Q-day could arrive earlier than expected

The quantum computer is ceasing to be a theoretical problem and becoming an issue of technological and financial planning. This was stated by Citigroup in a report published on January 15, 2026, where it warns that the margin of preparation for the so-called Q-day could be reducing.

The report, titled “Quantum threat: The trillion-dollar race for security”, states that preparation no longer revolves solely around when that turning point will arrive, but rather when cost and complexity of migrating current infrastructure to post-quantum cryptography. Citi estimates that this transition could exceed $1 trillion.

Likewise, the financial institution indicates that there is a 19% to 34% chance that Q-day will occur before 2034while by 2044 the estimate increases to a range of 60% to 82%. At the same time, predictive markets like Kalshi assign about 40% probability to the appearance of a useful quantum computer before 2030.

For Citi, the most immediate risk is not a direct future attack, but rather the model known as “harvest now, decrypt later”: malicious actors could store encrypted information today for decipher it when sufficient quantum capacity exists.

It is worth noting that, in the case of cryptocurrencies, the report maintains that the exposure varies depending on the design of each network. In bitcoin (BTC), around 25% of coins would have potential risk because their public keys were already exposed on the chain. For Ethereum, estimate exceeds 65% of current supplywhile in Solana the exhibition would cover practically all assets in circulation.

Finally, Citi also emphasizes that the transition will not be immediate or uniform. The bank points out that regulatory bodies have already begun to define post-quantum cryptography standards and that some governments have set migration goals towards 2030 and 2035 for critical systems. The challenge, he adds, It is not the absence of solutions, but implementing them at scale.

The analysis partially coincides with recent assessments within the Bitcoin ecosystem. As CriptoNoticias reported, a Project Eleven report published in May stated that Q-day could materialize as early as 2030 and compromise up to 6.9 million BTC, equivalent to about 33% of the total supply, especially those associated with old, reused addresses or with visible public keys.

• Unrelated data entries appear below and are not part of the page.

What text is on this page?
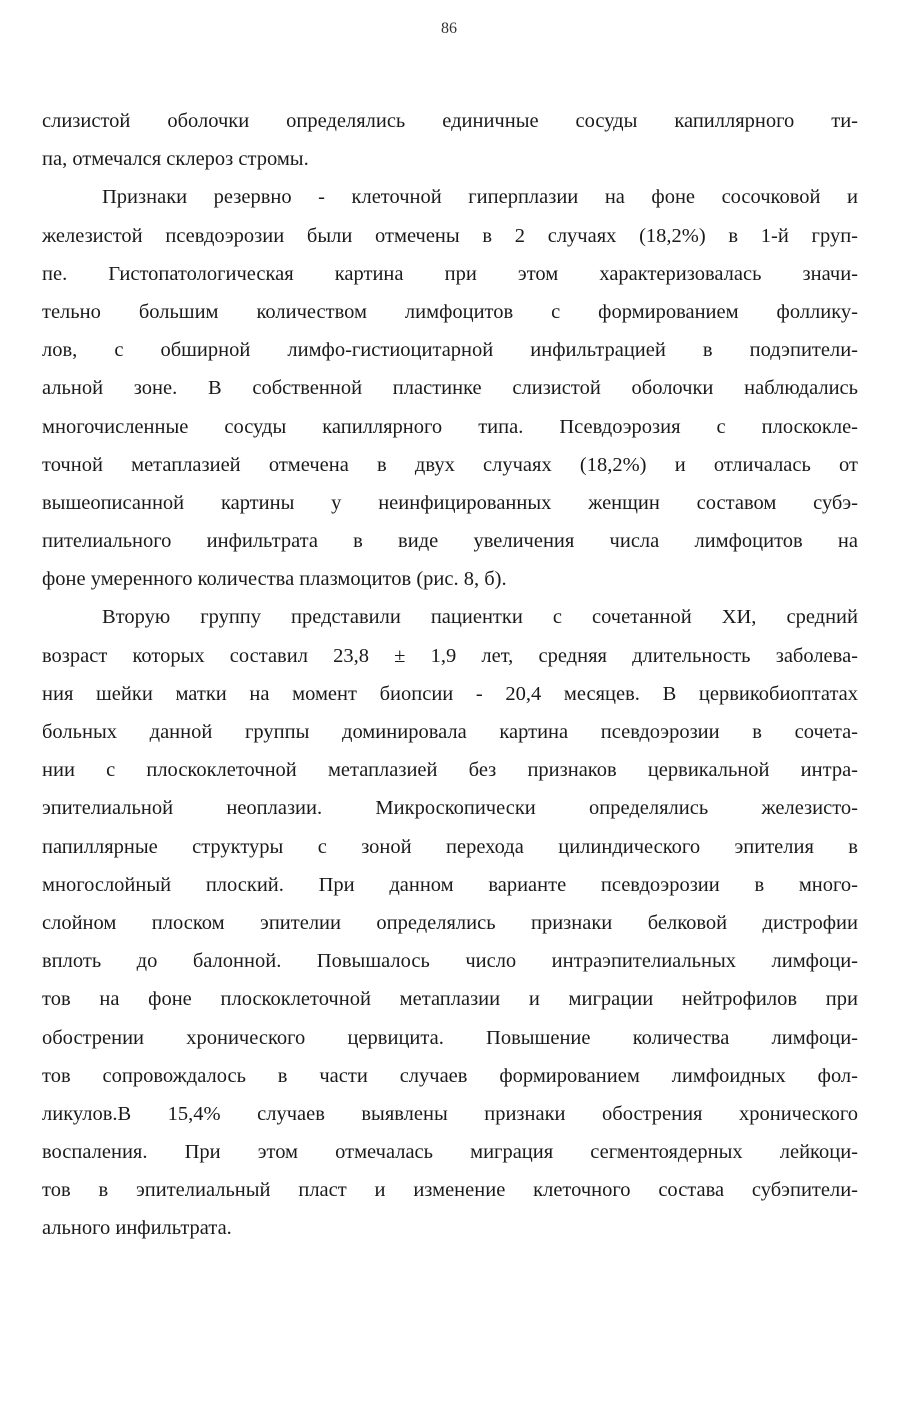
86
слизистой оболочки определялись единичные сосуды капиллярного ти-
па, отмечался склероз стромы.
Признаки резервно - клеточной гиперплазии на фоне сосочковой и
железистой псевдоэрозии были отмечены в 2 случаях (18,2%) в 1-й груп-
пе. Гистопатологическая картина при этом характеризовалась значи-
тельно большим количеством лимфоцитов с формированием фоллику-
лов, с обширной лимфо-гистиоцитарной инфильтрацией в подэпители-
альной зоне. В собственной пластинке слизистой оболочки наблюдались
многочисленные сосуды капиллярного типа. Псевдоэрозия с плоскокле-
точной метаплазией отмечена в двух случаях (18,2%) и отличалась от
вышеописанной картины у неинфицированных женщин составом субэ-
пителиального инфильтрата в виде увеличения числа лимфоцитов на
фоне умеренного количества плазмоцитов (рис. 8, б).
Вторую группу представили пациентки с сочетанной ХИ, средний
возраст которых составил 23,8 ± 1,9 лет, средняя длительность заболева-
ния шейки матки на момент биопсии - 20,4 месяцев. В цервикобиоптатах
больных данной группы доминировала картина псевдоэрозии в сочета-
нии с плоскоклеточной метаплазией без признаков цервикальной интра-
эпителиальной неоплазии. Микроскопически определялись железисто-
папиллярные структуры с зоной перехода цилиндического эпителия в
многослойный плоский. При данном варианте псевдоэрозии в много-
слойном плоском эпителии определялись признаки белковой дистрофии
вплоть до балонной. Повышалось число интраэпителиальных лимфоци-
тов на фоне плоскоклеточной метаплазии и миграции нейтрофилов при
обострении хронического цервицита. Повышение количества лимфоци-
тов сопровождалось в части случаев формированием лимфоидных фол-
ликулов.В 15,4% случаев выявлены признаки обострения хронического
воспаления. При этом отмечалась миграция сегментоядерных лейкоци-
тов в эпителиальный пласт и изменение клеточного состава субэпители-
ального инфильтрата.
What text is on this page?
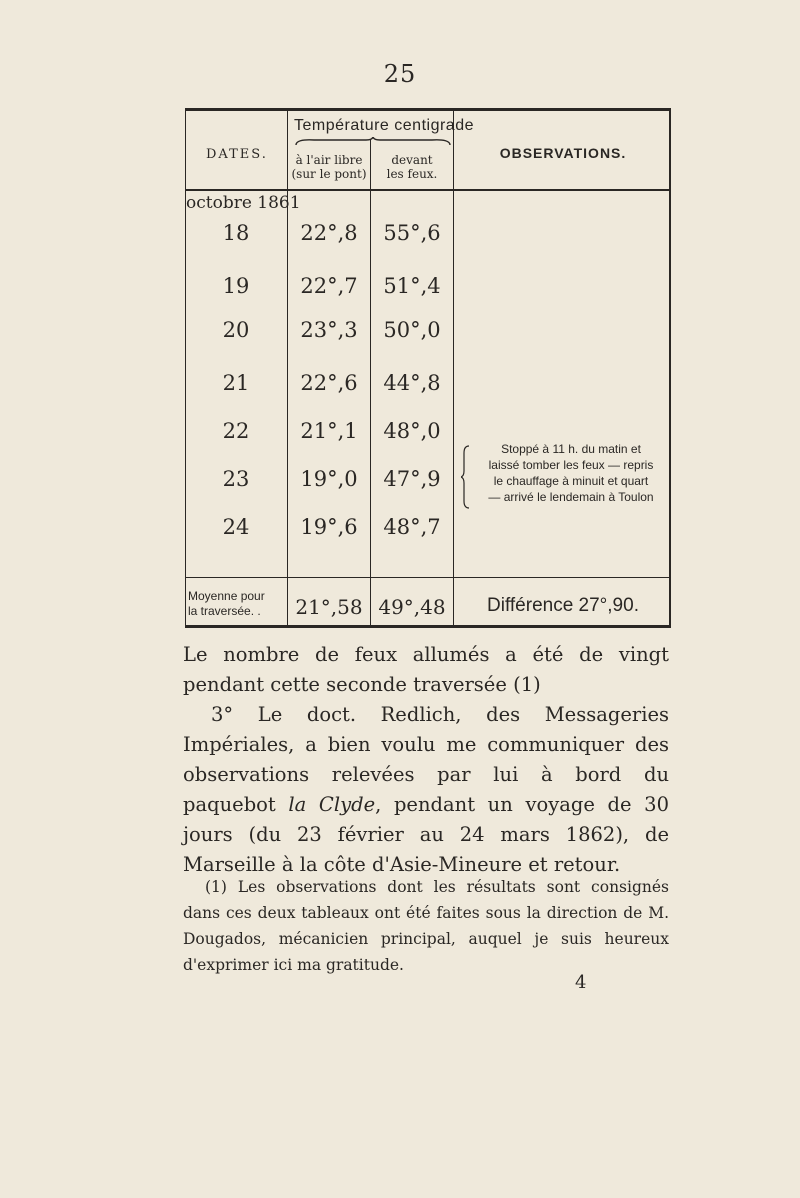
25
DATES.
Température centigrade
à l'air libre
(sur le pont)
devant
les feux.
OBSERVATIONS.
octobre 1861
18	22°,8	55°,6
19	22°,7	51°,4
20	23°,3	50°,0
21	22°,6	44°,8
22	21°,1	48°,0
23	19°,0	47°,9
24	19°,6	48°,7
Stoppé à 11 h. du matin et
laissé tomber les feux — repris
le chauffage à minuit et quart
— arrivé le lendemain à Toulon
Moyenne pour
la traversée. .	21°,58 49°,48	Différence 27°,90.

Le nombre de feux allumés a été de vingt pendant cette seconde traversée (1)

3° Le doct. Redlich, des Messageries Impériales, a bien voulu me communiquer des observations relevées par lui à bord du paquebot la Clyde, pendant un voyage de 30 jours (du 23 février au 24 mars 1862), de Marseille à la côte d'Asie-Mineure et retour.

(1) Les observations dont les résultats sont consignés dans ces deux tableaux ont été faites sous la direction de M. Dougados, mécanicien principal, auquel je suis heureux d'exprimer ici ma gratitude.
4
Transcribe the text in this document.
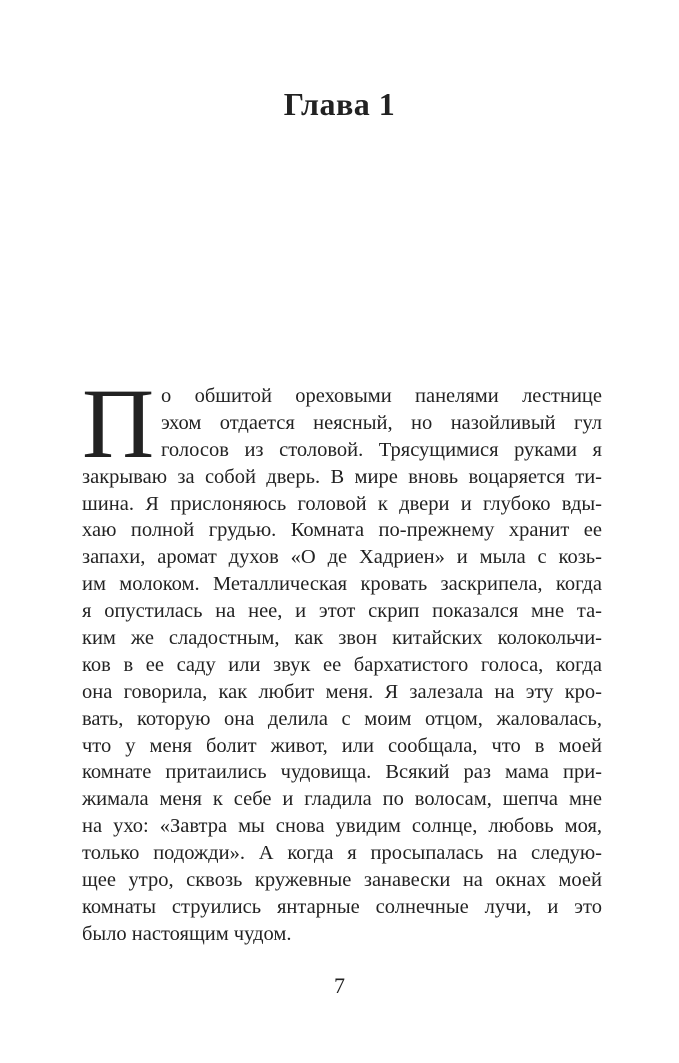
Глава 1
П о обшитой ореховыми панелями лестнице
эхом отдается неясный, но назойливый гул
голосов из столовой. Трясущимися руками я
закрываю за собой дверь. В мире вновь воцаряется ти-
шина. Я прислоняюсь головой к двери и глубоко вды-
хаю полной грудью. Комната по-прежнему хранит ее
запахи, аромат духов «О де Хадриен» и мыла с козь-
им молоком. Металлическая кровать заскрипела, когда
я опустилась на нее, и этот скрип показался мне та-
ким же сладостным, как звон китайских колокольчи-
ков в ее саду или звук ее бархатистого голоса, когда
она говорила, как любит меня. Я залезала на эту кро-
вать, которую она делила с моим отцом, жаловалась,
что у меня болит живот, или сообщала, что в моей
комнате притаились чудовища. Всякий раз мама при-
жимала меня к себе и гладила по волосам, шепча мне
на ухо: «Завтра мы снова увидим солнце, любовь моя,
только подожди». А когда я просыпалась на следую-
щее утро, сквозь кружевные занавески на окнах моей
комнаты струились янтарные солнечные лучи, и это
было настоящим чудом.
7
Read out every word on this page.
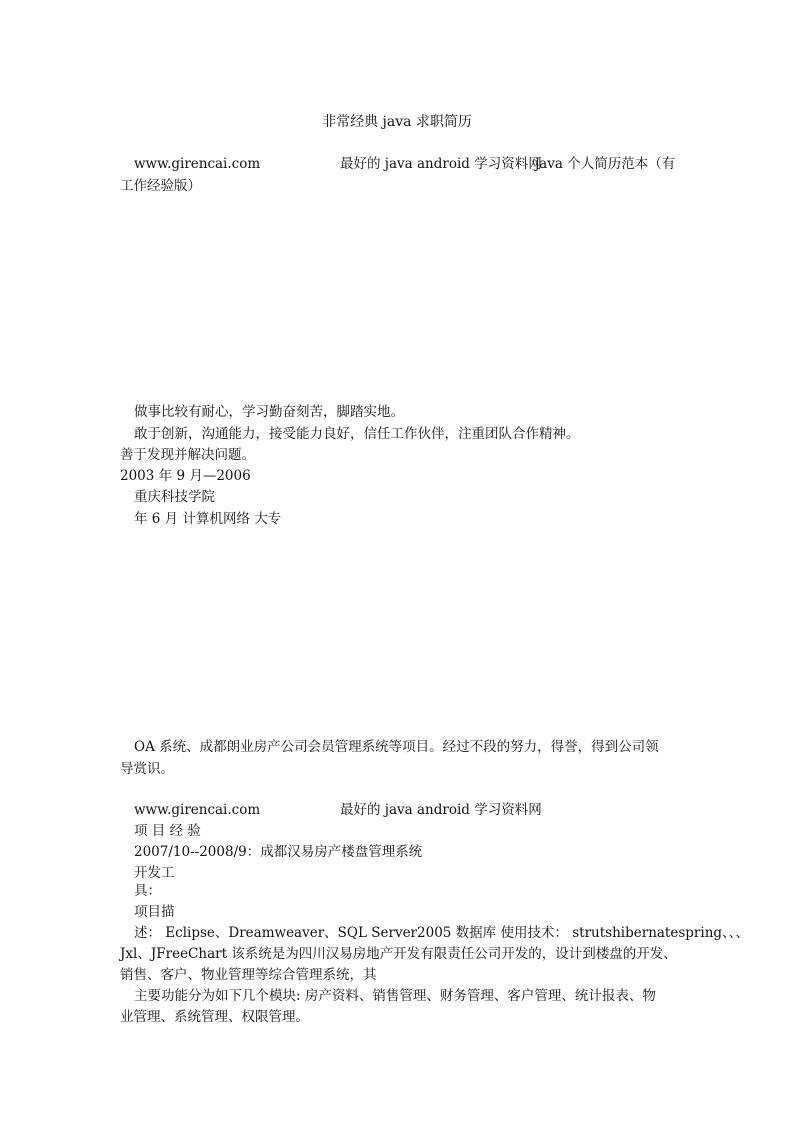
非常经典 java 求职简历
www.girencai.com	最好的 java android 学习资料网
java 个人简历范本（有
工作经验版）
做事比较有耐心，学习勤奋刻苦，脚踏实地。
敢于创新，沟通能力，接受能力良好，信任工作伙伴，注重团队合作精神。
善于发现并解决问题。
2003 年 9 月—2006
重庆科技学院
年 6 月 计算机网络 大专
OA 系统、成都朗业房产公司会员管理系统等项目。经过不段的努力，得誉，得到公司领
导赏识。
www.girencai.com	最好的 java android 学习资料网
项 目 经 验
2007/10--2008/9：成都汉易房产楼盘管理系统
开发工
具：
项目描
述： Eclipse、Dreamweaver、SQL Server2005 数据库 使用技术： strutshibernatespring、、、
Jxl、JFreeChart 该系统是为四川汉易房地产开发有限责任公司开发的，设计到楼盘的开发、
销售、客户、物业管理等综合管理系统，其
主要功能分为如下几个模块: 房产资料、销售管理、财务管理、客户管理、统计报表、物
业管理、系统管理、权限管理。
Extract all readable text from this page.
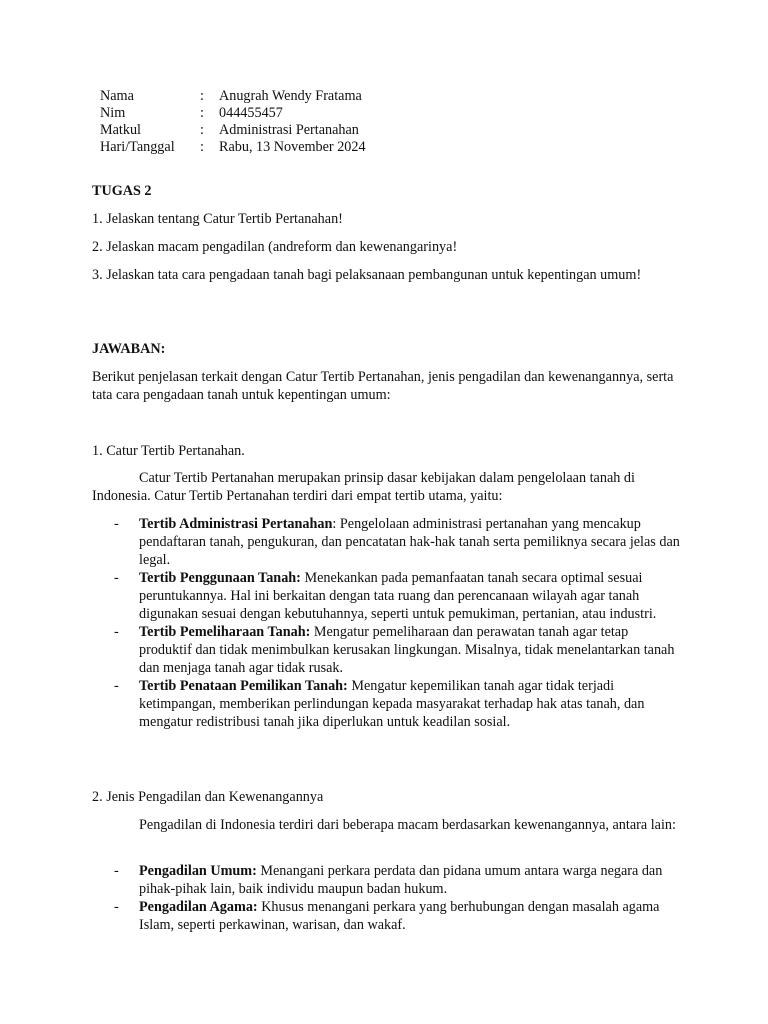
Nama	: Anugrah Wendy Fratama
Nim	: 044455457
Matkul	: Administrasi Pertanahan
Hari/Tanggal : Rabu, 13 November 2024
TUGAS 2
1. Jelaskan tentang Catur Tertib Pertanahan!
2. Jelaskan macam pengadilan (andreform dan kewenangarinya!
3. Jelaskan tata cara pengadaan tanah bagi pelaksanaan pembangunan untuk kepentingan umum!
JAWABAN:
Berikut penjelasan terkait dengan Catur Tertib Pertanahan, jenis pengadilan dan kewenangannya, serta tata cara pengadaan tanah untuk kepentingan umum:
1. Catur Tertib Pertanahan.
Catur Tertib Pertanahan merupakan prinsip dasar kebijakan dalam pengelolaan tanah di Indonesia. Catur Tertib Pertanahan terdiri dari empat tertib utama, yaitu:
- Tertib Administrasi Pertanahan: Pengelolaan administrasi pertanahan yang mencakup pendaftaran tanah, pengukuran, dan pencatatan hak-hak tanah serta pemiliknya secara jelas dan legal.
- Tertib Penggunaan Tanah: Menekankan pada pemanfaatan tanah secara optimal sesuai peruntukannya. Hal ini berkaitan dengan tata ruang dan perencanaan wilayah agar tanah digunakan sesuai dengan kebutuhannya, seperti untuk pemukiman, pertanian, atau industri.
- Tertib Pemeliharaan Tanah: Mengatur pemeliharaan dan perawatan tanah agar tetap produktif dan tidak menimbulkan kerusakan lingkungan. Misalnya, tidak menelantarkan tanah dan menjaga tanah agar tidak rusak.
- Tertib Penataan Pemilikan Tanah: Mengatur kepemilikan tanah agar tidak terjadi ketimpangan, memberikan perlindungan kepada masyarakat terhadap hak atas tanah, dan mengatur redistribusi tanah jika diperlukan untuk keadilan sosial.
2. Jenis Pengadilan dan Kewenangannya
Pengadilan di Indonesia terdiri dari beberapa macam berdasarkan kewenangannya, antara lain:
- Pengadilan Umum: Menangani perkara perdata dan pidana umum antara warga negara dan pihak-pihak lain, baik individu maupun badan hukum.
- Pengadilan Agama: Khusus menangani perkara yang berhubungan dengan masalah agama Islam, seperti perkawinan, warisan, dan wakaf.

Nevertheless, the scene continues to divide opinions. While reports such as those from Project Eleven and Citi maintain that the adaptation window could shorten during this decade, figures from the bitcoiner ecosystem such as Adam Back, Samson Mow or the developer Murch consider that there would still be many years before there is a quantum computer capable of breaking elliptic curve cryptography in real scenarios.

Until now, much of the discussion has focused on whether Q-day will arrive in 2030, 2033, or later. Citi shifts focus to another problem: how much it will cost to adapt the financial and technological system and decentralized networks before that moment occurs.

If the transition does indeed enter a multi-year, trillion-dollar race, the real risk might not be the arrival of the quantum computer, but running out of time to migrate.